Excellently taught by Andrew Ng. While the field of Deep Learning and AI continues to evolve rapidly, Andrew maintains calm and explains the core and relevant aspects needed to succeed in this course and hopefully also in your career.

创建者 Prakhar P

Jun 22, 2021

I learned a lot of techniques which I can apply in improving my deep learning projects. Very happy to have selected this specialization course. Andrew Ng's style of teaching and imparting a complex topic with examples is unmatchable.

创建者 Derick N T

Oct 2, 2020

Very clear and concise explanations. The advice from the instructor's personal experience is particularly exciting. It provides guidance and assures you that you are on the right part.
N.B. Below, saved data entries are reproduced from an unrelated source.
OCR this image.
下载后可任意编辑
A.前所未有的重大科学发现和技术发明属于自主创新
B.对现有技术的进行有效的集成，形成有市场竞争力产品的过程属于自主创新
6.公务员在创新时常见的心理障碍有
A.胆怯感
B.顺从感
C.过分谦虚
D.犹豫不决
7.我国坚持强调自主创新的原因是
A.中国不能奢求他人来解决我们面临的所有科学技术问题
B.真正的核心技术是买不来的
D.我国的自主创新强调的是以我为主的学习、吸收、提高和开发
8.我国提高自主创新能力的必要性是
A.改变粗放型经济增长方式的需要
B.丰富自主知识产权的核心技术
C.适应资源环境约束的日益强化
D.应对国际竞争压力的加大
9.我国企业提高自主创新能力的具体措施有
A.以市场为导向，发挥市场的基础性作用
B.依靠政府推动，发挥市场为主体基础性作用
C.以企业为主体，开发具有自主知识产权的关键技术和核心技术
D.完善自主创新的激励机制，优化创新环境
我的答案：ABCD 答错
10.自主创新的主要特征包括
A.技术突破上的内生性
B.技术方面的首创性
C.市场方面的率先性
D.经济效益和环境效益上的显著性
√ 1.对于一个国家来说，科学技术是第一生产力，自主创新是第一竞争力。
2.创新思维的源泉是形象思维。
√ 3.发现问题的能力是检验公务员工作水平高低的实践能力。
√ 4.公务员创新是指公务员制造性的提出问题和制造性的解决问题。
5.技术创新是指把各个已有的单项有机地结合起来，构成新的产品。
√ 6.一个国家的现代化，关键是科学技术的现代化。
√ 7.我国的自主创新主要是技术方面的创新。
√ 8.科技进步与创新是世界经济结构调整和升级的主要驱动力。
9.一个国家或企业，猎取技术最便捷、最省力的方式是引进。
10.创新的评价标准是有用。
This course is great to help develop intuitions.

创建者 Tommi J

Jul 14, 2020

Another great course which is an essential companion to the first course so that you know different techniques for improving and troubleshooting your neural networks. The 3rd week exercise also contains a nice tutorial to TensorFlow!

创建者 Sowmya A

Sep 19, 2019

As with the first course of this specialization, Professor takes one step at a time building/ explaining things. He explains even minor details, so it very easy to understand. Also the assignments are very useful to learn the topics.

创建者 Hardik G

Mar 31, 2021

Very important course in the path of specializing in deep neural network. The working of optimization and Regularization algorithms help you understand the way to improve the deep neural network thorough tuning the hyper parameters.

创建者 Shrikant A

Jan 5, 2020

It has been a very helpful course for me. I got a proper intuition behind the hyperparameter tuning because of this course. Professor Andrew Ng's pedagogy and coursework design is just perfect and i really enjoyed learning from him.

创建者 Omar A

Oct 15, 2019

Very Important topic in ML projects. The course gives the intuition for parameters of neural networks and how to choose them. Although slow pace with only a rough idea about each parameter but It is highly recommended for beginners.

创建者 Malena M

Jan 6, 2018

Excellent course. Andrew Ng is an excellent instructor, providing very intuitive explanations to very complex models, and very useful applied advice. Makes the course super accessible to anyone with a basic background in statistics.